You’ve probably heard of the two main types of data: structured and unstructured. Structured data is data that is organized in a predetermined model. In contrast, unstructured data is data that is not yet modeled. Both data types require different amounts of storage space and are less reliable. Let’s discuss each type in greater detail. Firstly, let’s consider the difference between structured and unstructured data.
Structured data is organized in numerical or text format.
Unlike unstructured data, which is not standardized in structure, structured data is easy to observe and sort. It also allows for calculations and can be easily compared with other data. By contrast, unstructured data, also known as “anything else,” is not categorized into a standardized database and is often difficult to use. So whether it’s an unstructured database or structured data, the key is to understand the difference.
Data that is structured can be alphanumeric, numeric, or both. It is also grouped according to similar values. Sometimes, such data is stored in relational databases. Typically, data is stored as encoded strings manipulated by a program or human to perform a specific operation. In databases, structured data includes financial information, address details, demographic data, star ratings of customers, and machine logs. These are the basic things to know about structured vs. unstructured data.
Unstructured data lacks a predetermined data model.
Unstructured data is a vast domain that cannot be analyzed using traditional tools, such as relational databases. As a result, unstructured data should be stored in non-relational databases or a data lake. Unstructured data represents over 80% of enterprise data, and 95% of companies prioritize their management. Unlike structured data, which a predetermined data model defines, unstructured data is stored in its native format, often undefined until it is needed. This adaptability will allow data scientists to analyze only the data they need to analyze.
Unstructured data is generally text-based and doesn’t have a predetermined data model. It can be used for various applications, such as evaluating marketing campaigns, uncovering buying trends, monitoring policy compliance, etc. The choice between structured and unstructured data is primarily a matter of data type, expertise, and on-read schema. In this article, we’ll examine two methods for analyzing unstructured data.
Unstructured data requires more storage space.
The vast majority of data in a company is unstructured. This data can be in email bodies, video footage, images, and other file types. Moreover, it can also be in the form of social media posts, chat transcripts and even machine sensor data. Unstructured data requires more storage space than structured data because it doesn’t follow a prescribed pattern. Business owners can manage the structure of this data. In contrast, data scientists are responsible for analyzing and transforming it for use by non-technical users. Many large organizations have entire teams dedicated to managing unstructured data.
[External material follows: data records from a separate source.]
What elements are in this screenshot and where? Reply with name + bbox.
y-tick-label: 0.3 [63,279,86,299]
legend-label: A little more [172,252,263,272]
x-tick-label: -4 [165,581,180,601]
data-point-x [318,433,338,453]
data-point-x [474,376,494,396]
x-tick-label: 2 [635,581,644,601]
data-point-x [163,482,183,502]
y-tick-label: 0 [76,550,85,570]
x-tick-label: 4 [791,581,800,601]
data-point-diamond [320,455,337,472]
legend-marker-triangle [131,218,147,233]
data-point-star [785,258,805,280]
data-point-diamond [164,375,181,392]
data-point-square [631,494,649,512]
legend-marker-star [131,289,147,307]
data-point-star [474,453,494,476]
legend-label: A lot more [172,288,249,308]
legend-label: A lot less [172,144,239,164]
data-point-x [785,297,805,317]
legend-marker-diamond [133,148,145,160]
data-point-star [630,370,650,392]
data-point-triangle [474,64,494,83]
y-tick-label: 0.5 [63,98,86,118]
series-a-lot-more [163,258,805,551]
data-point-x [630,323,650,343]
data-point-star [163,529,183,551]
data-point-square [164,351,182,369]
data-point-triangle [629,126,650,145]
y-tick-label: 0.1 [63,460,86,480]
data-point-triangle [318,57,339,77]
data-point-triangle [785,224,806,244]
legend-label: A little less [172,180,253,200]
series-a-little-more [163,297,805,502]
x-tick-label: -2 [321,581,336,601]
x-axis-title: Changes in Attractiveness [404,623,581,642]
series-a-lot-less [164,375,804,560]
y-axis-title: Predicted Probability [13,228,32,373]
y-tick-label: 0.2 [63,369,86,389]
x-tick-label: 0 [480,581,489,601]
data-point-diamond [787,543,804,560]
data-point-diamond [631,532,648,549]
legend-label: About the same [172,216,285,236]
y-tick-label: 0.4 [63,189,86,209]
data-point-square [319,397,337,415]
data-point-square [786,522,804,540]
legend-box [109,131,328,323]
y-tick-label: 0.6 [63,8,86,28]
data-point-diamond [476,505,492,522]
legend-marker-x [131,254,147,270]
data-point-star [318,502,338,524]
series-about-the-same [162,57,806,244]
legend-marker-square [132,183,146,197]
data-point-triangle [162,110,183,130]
In the future, this data volume will grow to 35 zettabytes, enough to hold 1 trillion hours of movies – if you watched them all! But even with all this data, figuring out how to process it will take much more. Fortunately, there are now tools that make extracting the information you need from unstructured data easier. More than 16,000 Egnyte customers have benefited from the company’s storage solutions.
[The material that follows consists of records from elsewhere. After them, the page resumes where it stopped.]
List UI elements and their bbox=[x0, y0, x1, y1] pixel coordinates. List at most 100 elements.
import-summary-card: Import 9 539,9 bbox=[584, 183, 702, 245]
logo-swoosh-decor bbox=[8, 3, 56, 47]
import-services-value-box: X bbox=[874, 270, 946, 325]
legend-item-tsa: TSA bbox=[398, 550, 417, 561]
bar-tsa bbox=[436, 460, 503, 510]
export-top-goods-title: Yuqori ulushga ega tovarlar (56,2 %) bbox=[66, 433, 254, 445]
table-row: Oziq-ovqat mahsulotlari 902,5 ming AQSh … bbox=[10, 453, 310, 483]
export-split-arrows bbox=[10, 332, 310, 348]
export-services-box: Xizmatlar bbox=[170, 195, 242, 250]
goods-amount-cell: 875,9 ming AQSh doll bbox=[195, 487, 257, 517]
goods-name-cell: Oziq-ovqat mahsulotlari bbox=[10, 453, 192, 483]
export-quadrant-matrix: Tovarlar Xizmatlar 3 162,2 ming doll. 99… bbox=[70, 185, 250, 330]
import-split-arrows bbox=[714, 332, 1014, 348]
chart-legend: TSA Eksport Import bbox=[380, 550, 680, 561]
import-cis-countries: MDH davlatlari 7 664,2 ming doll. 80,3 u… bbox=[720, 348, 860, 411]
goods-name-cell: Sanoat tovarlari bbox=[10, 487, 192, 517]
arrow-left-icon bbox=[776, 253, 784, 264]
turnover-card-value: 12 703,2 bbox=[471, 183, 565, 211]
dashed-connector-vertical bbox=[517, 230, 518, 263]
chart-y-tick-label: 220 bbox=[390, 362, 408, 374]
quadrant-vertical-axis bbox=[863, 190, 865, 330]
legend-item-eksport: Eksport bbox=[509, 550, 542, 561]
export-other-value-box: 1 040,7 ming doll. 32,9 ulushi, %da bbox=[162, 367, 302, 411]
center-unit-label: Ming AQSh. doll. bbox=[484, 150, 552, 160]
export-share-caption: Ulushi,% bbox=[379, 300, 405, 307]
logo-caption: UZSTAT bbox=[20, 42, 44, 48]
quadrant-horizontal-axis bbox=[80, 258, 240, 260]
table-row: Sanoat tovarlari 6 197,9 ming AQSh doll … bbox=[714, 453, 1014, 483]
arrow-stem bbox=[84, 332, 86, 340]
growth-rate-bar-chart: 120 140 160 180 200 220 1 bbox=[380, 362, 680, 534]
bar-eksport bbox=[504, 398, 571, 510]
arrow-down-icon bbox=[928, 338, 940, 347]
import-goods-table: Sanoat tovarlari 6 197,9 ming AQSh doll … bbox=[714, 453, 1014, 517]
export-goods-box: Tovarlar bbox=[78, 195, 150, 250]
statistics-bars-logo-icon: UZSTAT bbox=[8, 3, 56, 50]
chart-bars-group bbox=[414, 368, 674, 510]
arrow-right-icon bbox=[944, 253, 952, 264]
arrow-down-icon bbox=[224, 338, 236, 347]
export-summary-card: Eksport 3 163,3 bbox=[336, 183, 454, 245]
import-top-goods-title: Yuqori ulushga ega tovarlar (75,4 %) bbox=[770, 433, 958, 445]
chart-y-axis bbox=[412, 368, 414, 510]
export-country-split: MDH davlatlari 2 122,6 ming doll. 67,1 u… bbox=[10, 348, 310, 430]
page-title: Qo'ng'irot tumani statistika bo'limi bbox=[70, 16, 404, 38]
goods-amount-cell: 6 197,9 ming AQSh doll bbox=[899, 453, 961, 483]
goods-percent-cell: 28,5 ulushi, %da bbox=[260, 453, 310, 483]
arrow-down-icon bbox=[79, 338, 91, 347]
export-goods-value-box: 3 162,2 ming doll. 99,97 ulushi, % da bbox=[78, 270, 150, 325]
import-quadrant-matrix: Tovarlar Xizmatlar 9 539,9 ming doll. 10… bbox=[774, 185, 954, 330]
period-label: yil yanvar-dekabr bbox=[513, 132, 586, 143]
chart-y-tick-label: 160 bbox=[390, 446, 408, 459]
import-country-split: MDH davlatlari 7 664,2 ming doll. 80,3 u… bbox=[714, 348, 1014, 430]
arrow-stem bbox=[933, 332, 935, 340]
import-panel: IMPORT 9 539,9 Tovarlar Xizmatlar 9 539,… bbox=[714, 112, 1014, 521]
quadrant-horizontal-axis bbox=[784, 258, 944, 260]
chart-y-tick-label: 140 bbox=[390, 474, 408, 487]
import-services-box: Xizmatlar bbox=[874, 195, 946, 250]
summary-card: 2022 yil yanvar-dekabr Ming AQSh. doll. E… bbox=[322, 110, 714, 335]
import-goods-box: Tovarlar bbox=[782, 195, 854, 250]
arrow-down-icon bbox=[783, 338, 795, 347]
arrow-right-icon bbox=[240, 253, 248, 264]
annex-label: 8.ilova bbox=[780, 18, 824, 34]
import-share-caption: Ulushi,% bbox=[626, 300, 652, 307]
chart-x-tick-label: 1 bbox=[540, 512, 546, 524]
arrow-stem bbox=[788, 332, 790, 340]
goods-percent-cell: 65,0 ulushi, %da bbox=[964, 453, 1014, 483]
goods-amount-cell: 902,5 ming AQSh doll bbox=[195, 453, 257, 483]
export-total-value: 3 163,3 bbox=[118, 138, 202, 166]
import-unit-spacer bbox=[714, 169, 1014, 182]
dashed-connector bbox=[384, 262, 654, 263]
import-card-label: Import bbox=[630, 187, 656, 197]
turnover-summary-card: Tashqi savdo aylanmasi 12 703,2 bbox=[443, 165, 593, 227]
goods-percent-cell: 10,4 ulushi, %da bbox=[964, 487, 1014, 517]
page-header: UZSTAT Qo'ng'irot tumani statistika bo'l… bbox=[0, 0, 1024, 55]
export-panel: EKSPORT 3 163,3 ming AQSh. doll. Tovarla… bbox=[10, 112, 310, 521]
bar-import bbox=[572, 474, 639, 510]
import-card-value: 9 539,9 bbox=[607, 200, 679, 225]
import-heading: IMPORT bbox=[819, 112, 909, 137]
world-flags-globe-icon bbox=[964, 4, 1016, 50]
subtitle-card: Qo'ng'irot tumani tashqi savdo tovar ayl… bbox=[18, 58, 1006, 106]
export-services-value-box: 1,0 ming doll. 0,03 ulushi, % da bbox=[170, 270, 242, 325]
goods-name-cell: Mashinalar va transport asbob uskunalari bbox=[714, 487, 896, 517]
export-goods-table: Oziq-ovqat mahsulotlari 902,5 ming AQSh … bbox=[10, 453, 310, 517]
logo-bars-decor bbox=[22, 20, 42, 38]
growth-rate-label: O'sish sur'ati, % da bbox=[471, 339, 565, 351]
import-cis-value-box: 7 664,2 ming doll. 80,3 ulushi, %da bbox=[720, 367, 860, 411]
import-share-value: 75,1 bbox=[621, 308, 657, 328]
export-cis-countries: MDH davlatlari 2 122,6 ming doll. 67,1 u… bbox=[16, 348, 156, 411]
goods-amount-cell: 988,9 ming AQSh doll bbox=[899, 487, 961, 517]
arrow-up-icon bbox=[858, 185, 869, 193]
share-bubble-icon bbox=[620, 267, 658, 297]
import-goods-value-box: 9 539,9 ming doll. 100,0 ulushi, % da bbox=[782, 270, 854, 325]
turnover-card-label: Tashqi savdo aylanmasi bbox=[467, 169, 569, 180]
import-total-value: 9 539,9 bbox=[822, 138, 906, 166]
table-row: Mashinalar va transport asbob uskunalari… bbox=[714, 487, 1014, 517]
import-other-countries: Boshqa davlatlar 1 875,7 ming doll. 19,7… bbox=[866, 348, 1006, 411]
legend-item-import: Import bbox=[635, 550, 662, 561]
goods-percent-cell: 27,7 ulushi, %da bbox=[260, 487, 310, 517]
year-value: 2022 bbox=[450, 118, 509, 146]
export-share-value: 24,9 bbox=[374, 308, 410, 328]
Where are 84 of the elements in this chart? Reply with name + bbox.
Unstructured data is less reliable.
There are many benefits of using unstructured data, including finding new patterns in your business and enhancing your competitiveness. Unfortunately, unstructured data is also more challenging to process and manipulate. It requires more processing power than structured data, and companies may not have the right hardware resources to handle it. If you have a lot of unstructured data, consider using a data management tool that specializes in handling such data types.
Structured data is more accurate and reliable. However, it also takes more time and resources to maintain. For example, suppose you are working with customer data. In that case, you must ensure that all customer details are consistent and accurate. In contrast, unstructured data is less reliable. In addition, unstructured data can be messy, but it is not useless. This is because you can store it in various file formats, including unstructured ones.
Unstructured data is more difficult to analyze
In the past, companies could not effectively analyze unstructured data, so they focused their efforts on structured data that they could count. However, advancements in AI tools have made it possible for companies to search through vast amounts of unstructured data and discover actionable business intelligence. Google, for example, has made tremendous advancements in image recognition technology. AI algorithms can recognize images and automatically identify objects within them.
Most businesses store their unstructured data outside of a traditional database. It can be in the form of a text file, an image, or a video. Since unstructured data lacks the common elements of a database, it’s much more challenging to analyze. Many companies store unstructured data in large, limitless repositories called “data lakes.”